Algérie : affrontements autour du meeting de Sellal à Ghardaïa

Le meeting d’Abdelmalek Sellal à Metliti, au sud de Ghardaïa, a été chahuté pas des dizaines de jeunes qui s’opposent au quatrième mandant d’Abdelaziz Bouteflika.

Plusieurs dizaines de jeunes ont accueilli mercredi, à Metliti, à une quarantaine de kilomètres au sud de Ghardaïa, le meeting d’Abdelmalek Sellal à coups de slogans hostiles au quatrième mandat d’Abdelaziz Bouteflika à l’élection présidentielle. Le directeur de campagne du Président-candidat s’est retrouvé face à des jeunes qui réclamaient l’application des lois de la République.

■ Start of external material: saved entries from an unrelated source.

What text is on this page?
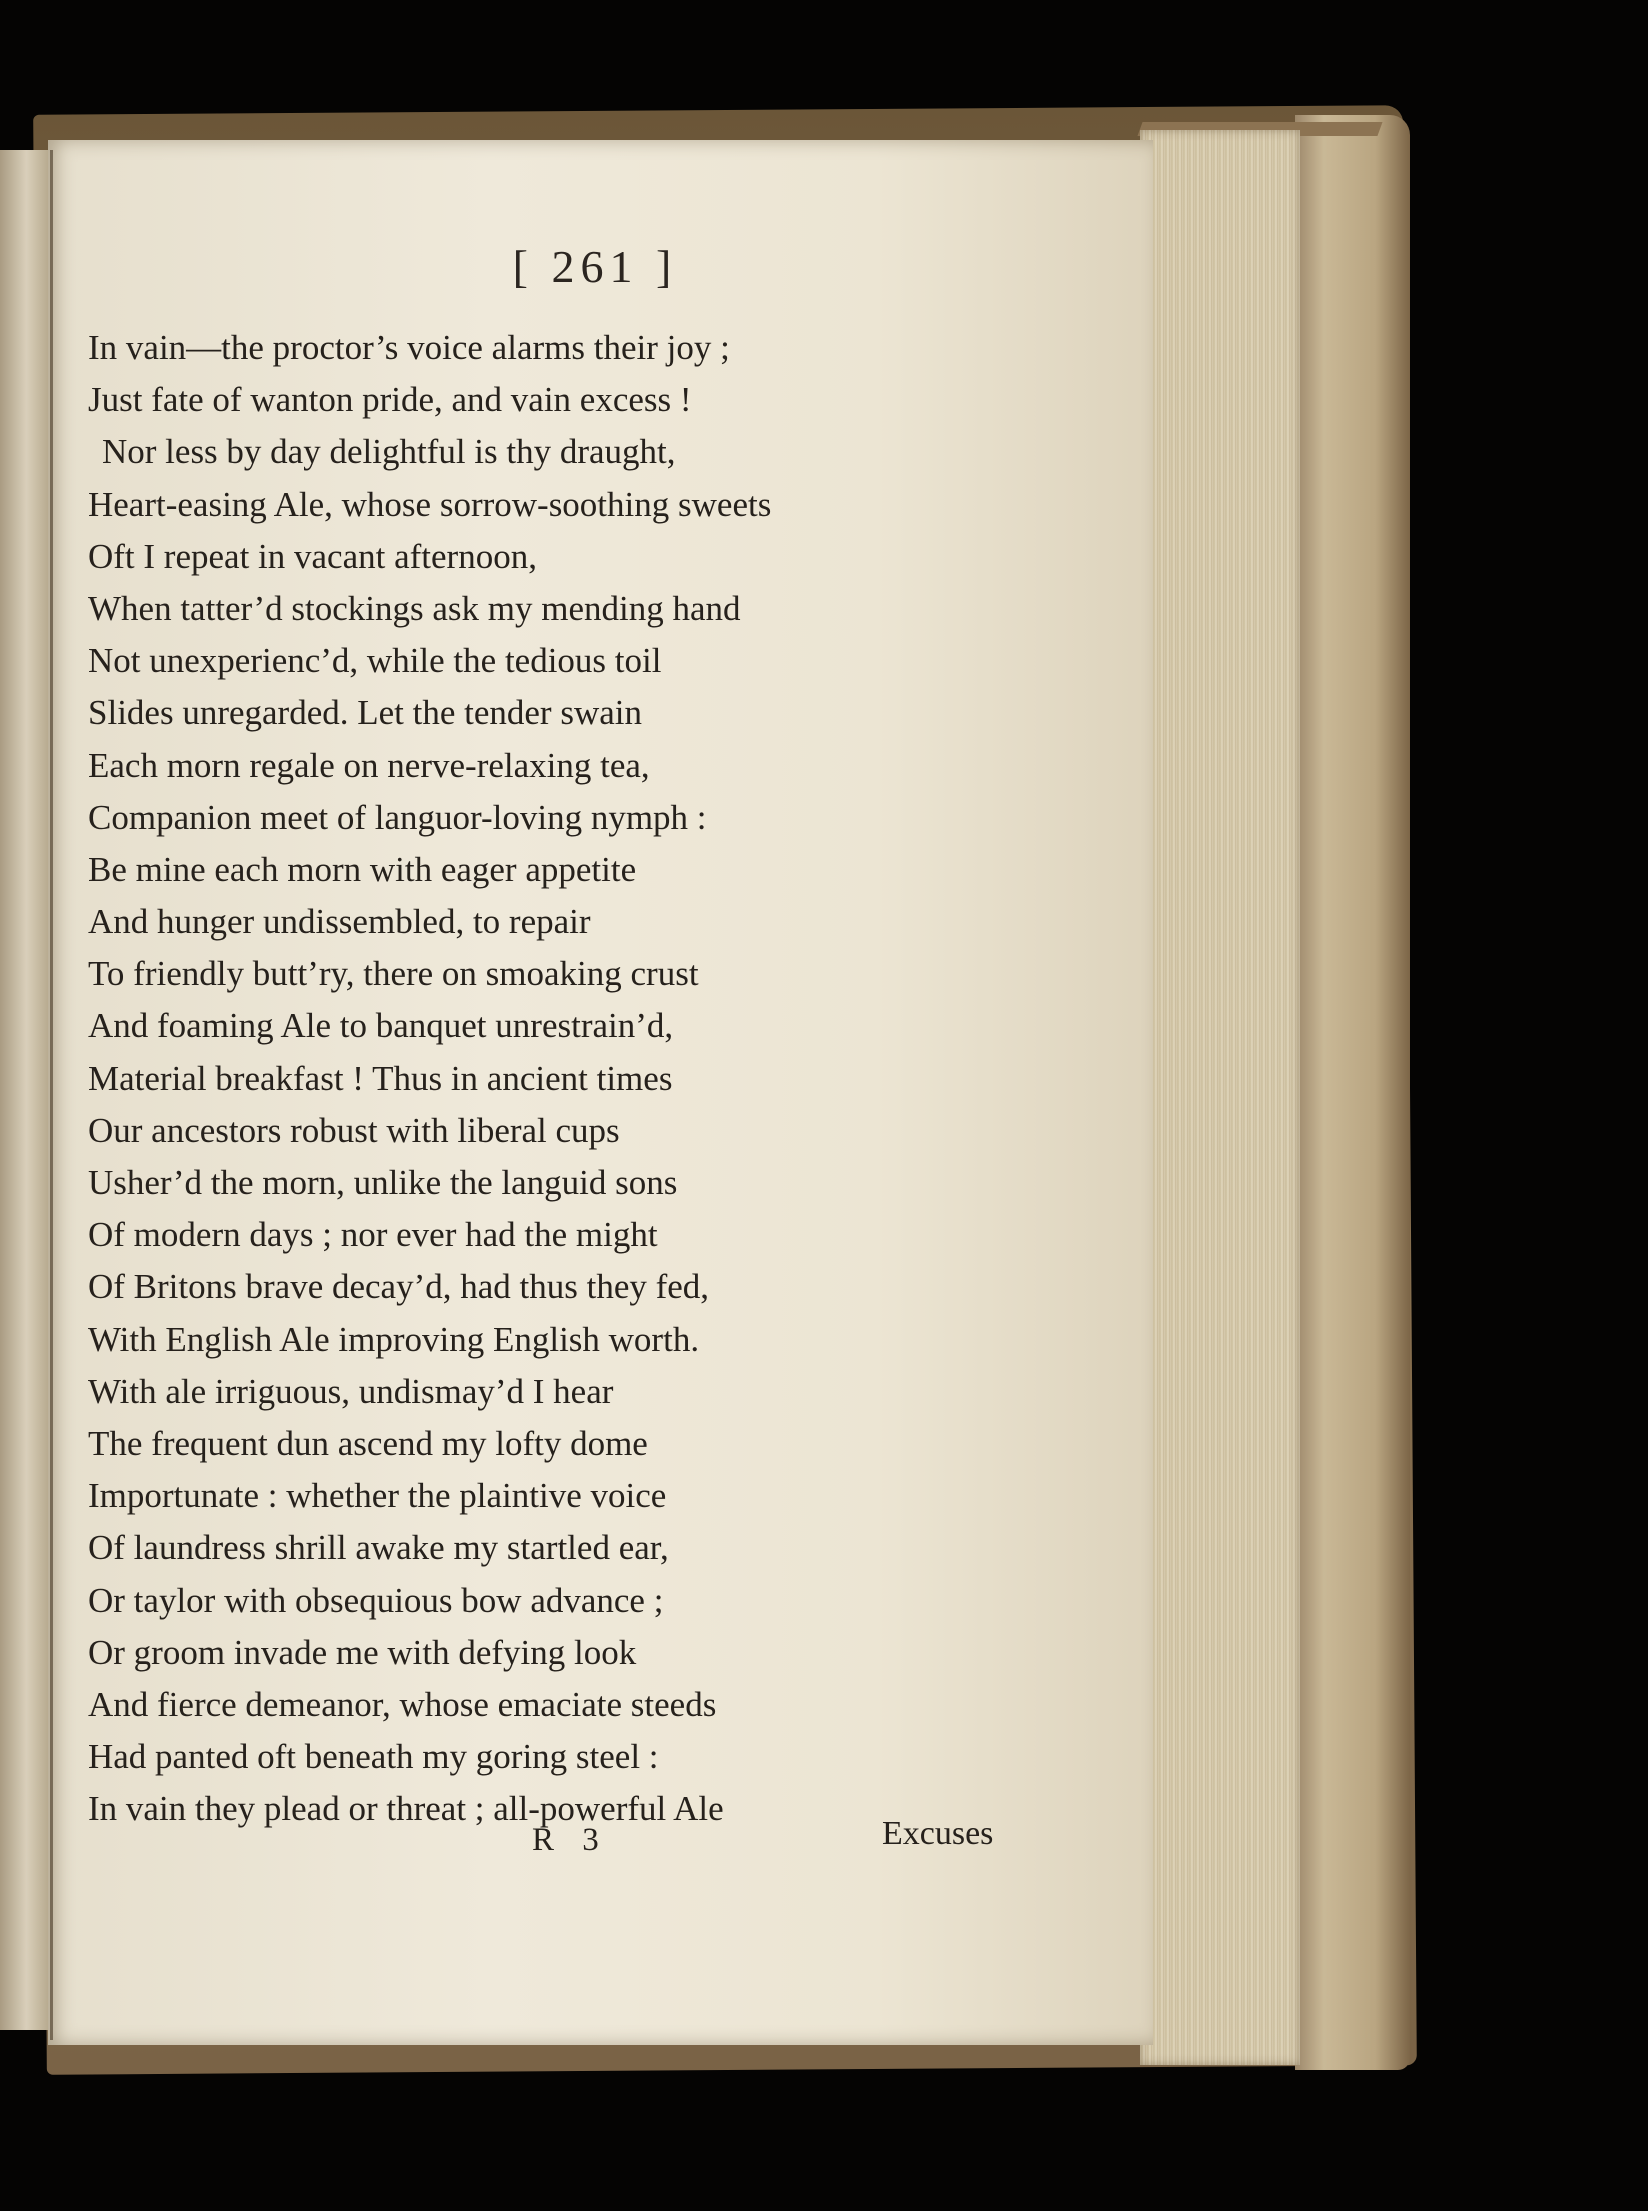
[ 261 ]
In vain—the proctor’s voice alarms their joy ;
Just fate of wanton pride, and vain excess !
Nor less by day delightful is thy draught,
Heart-easing Ale, whose sorrow-soothing sweets
Oft I repeat in vacant afternoon,
When tatter’d stockings ask my mending hand
Not unexperienc’d, while the tedious toil
Slides unregarded. Let the tender swain
Each morn regale on nerve-relaxing tea,
Companion meet of languor-loving nymph :
Be mine each morn with eager appetite
And hunger undissembled, to repair
To friendly butt’ry, there on smoaking crust
And foaming Ale to banquet unrestrain’d,
Material breakfast ! Thus in ancient times
Our ancestors robust with liberal cups
Usher’d the morn, unlike the languid sons
Of modern days ; nor ever had the might
Of Britons brave decay’d, had thus they fed,
With English Ale improving English worth.
With ale irriguous, undismay’d I hear
The frequent dun ascend my lofty dome
Importunate : whether the plaintive voice
Of laundress shrill awake my startled ear,
Or taylor with obsequious bow advance ;
Or groom invade me with defying look
And fierce demeanor, whose emaciate steeds
Had panted oft beneath my goring steel :
In vain they plead or threat ; all-powerful Ale
R 3	Excuses
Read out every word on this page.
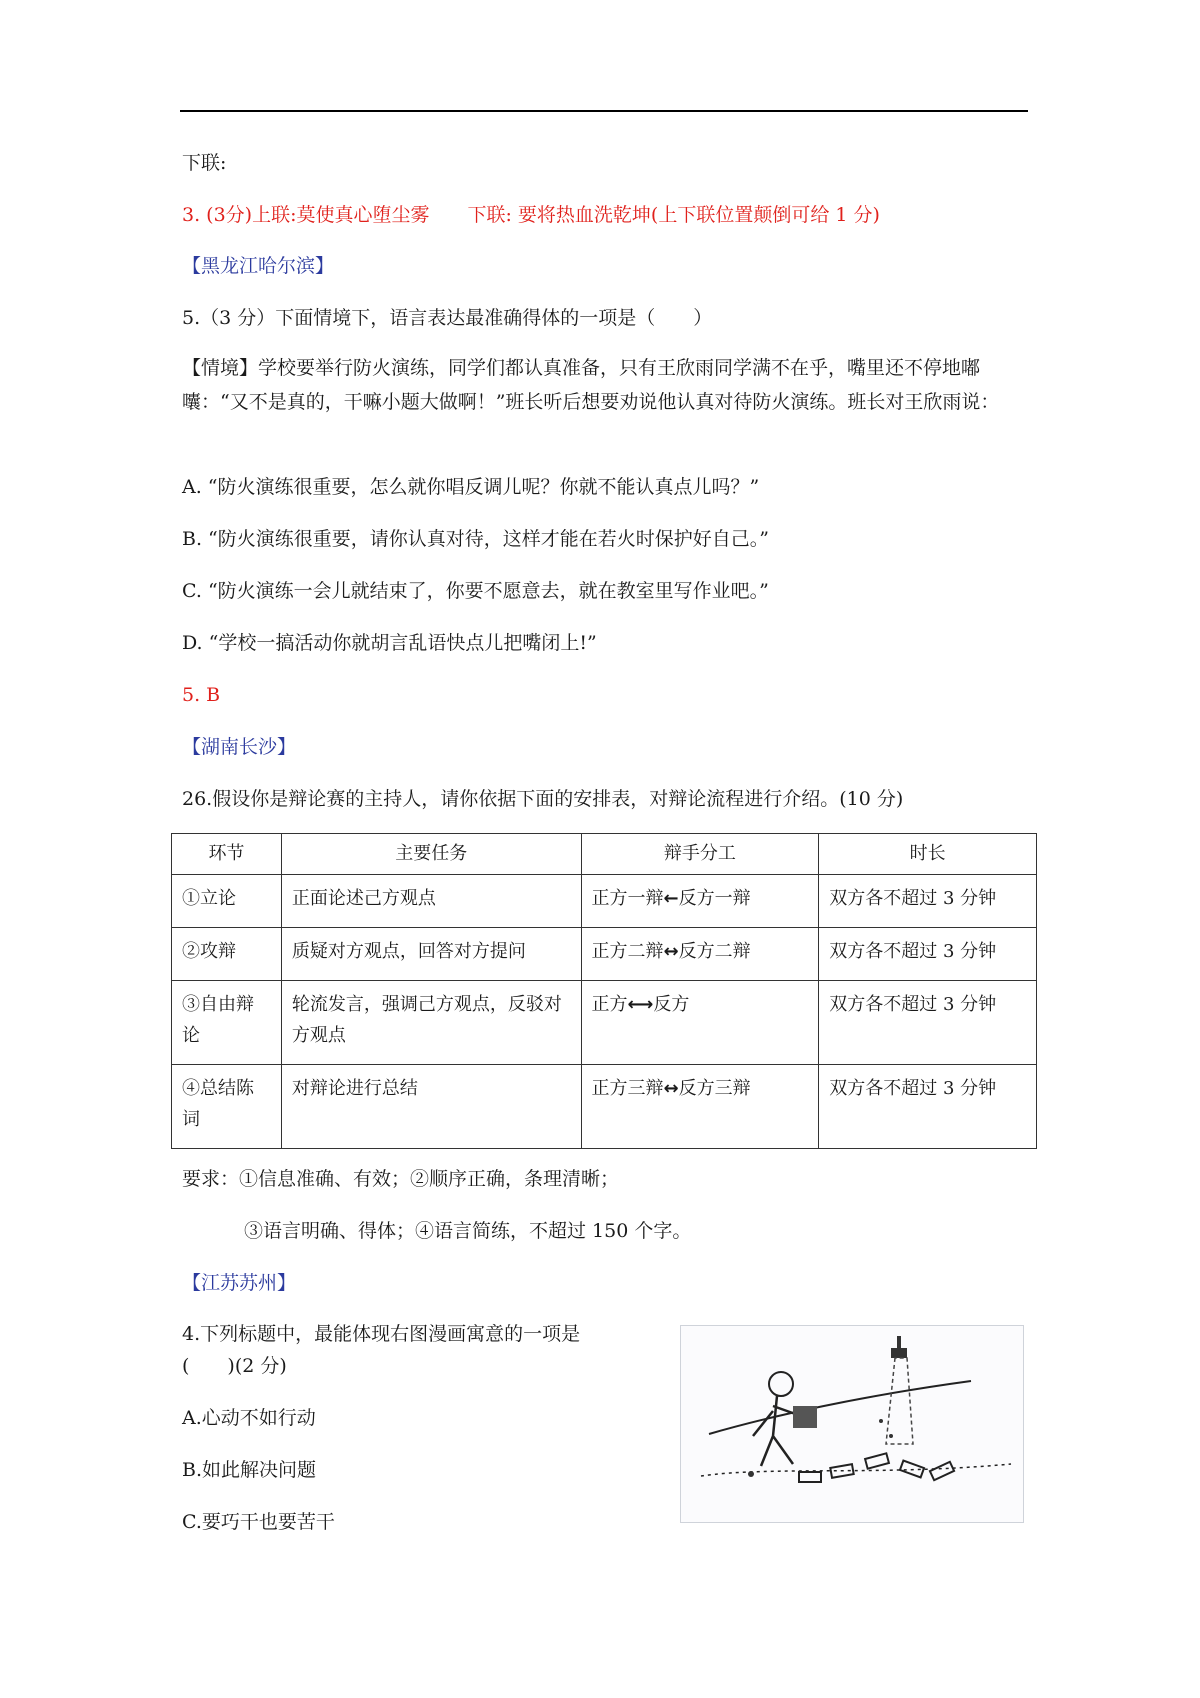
下联:
3. (3分)上联:莫使真心堕尘雾　　下联: 要将热血洗乾坤(上下联位置颠倒可给 1 分)
【黑龙江哈尔滨】
5.（3 分）下面情境下，语言表达最准确得体的一项是（　　）
【情境】学校要举行防火演练，同学们都认真准备，只有王欣雨同学满不在乎，嘴里还不停地嘟囔：“又不是真的，干嘛小题大做啊！”班长听后想要劝说他认真对待防火演练。班长对王欣雨说：
A. “防火演练很重要，怎么就你唱反调儿呢？你就不能认真点儿吗？”
B. “防火演练很重要，请你认真对待，这样才能在若火时保护好自己。”
C. “防火演练一会儿就结束了，你要不愿意去，就在教室里写作业吧。”
D. “学校一搞活动你就胡言乱语快点儿把嘴闭上!”
5. B
【湖南长沙】
26.假设你是辩论赛的主持人，请你依据下面的安排表，对辩论流程进行介绍。(10 分)
环节	主要任务	辩手分工	时长
①立论	正面论述己方观点	正方一辩←反方一辩	双方各不超过 3 分钟
②攻辩	质疑对方观点，回答对方提问	正方二辩↔反方二辩	双方各不超过 3 分钟
③自由辩论	轮流发言，强调己方观点，反驳对方观点	正方⟷反方	双方各不超过 3 分钟
④总结陈词	对辩论进行总结	正方三辩↔反方三辩	双方各不超过 3 分钟
要求：①信息准确、有效；②顺序正确，条理清晰；
③语言明确、得体；④语言简练，不超过 150 个字。
【江苏苏州】
4.下列标题中，最能体现右图漫画寓意的一项是
(　　)(2 分)
A.心动不如行动
B.如此解决问题
C.要巧干也要苦干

A la sortie de son meeting, le cortège de Sellal s’est retrouvé sous une pluie de cailloux et sous bonne escorte, indique le journal en ligne TSA. « La situation a dégénéré à la fin du meeting. Sellal, qui a entamé une discussion avec cinq représentants des manifestants, a été surpris par l’arrivée d’un groupe constitué d’une dizaine de personnes qui a failli caillasser sa voiture », affirme un témoin. Le service d’ordre de l’ex-Premier ministre est rentré « en confrontation avec les manifestants » et a dû larguer de bombes « lacrymogènes pour les disperser ». On ignore si ces affrontements ont fait des blessés.

Les promesses de Sellal

Pendant le meeting, qui a duré une vingtaine de minutes, Sellal s’est engagé à faire de la région « un véritable pôle de développement économique ». « Si vous renouvelez votre confiance à notre candidat Bouteflika le 17 avril prochain, je vous promets que les problèmes socio-économiques seront résolus », a lancé Sellal à l’assistance. La région de Ghardaïa est depuis plusieurs mois secouée par de graves incidents opposant les communautés Arabes (Chaâmbas) et Berbères (Mozabites).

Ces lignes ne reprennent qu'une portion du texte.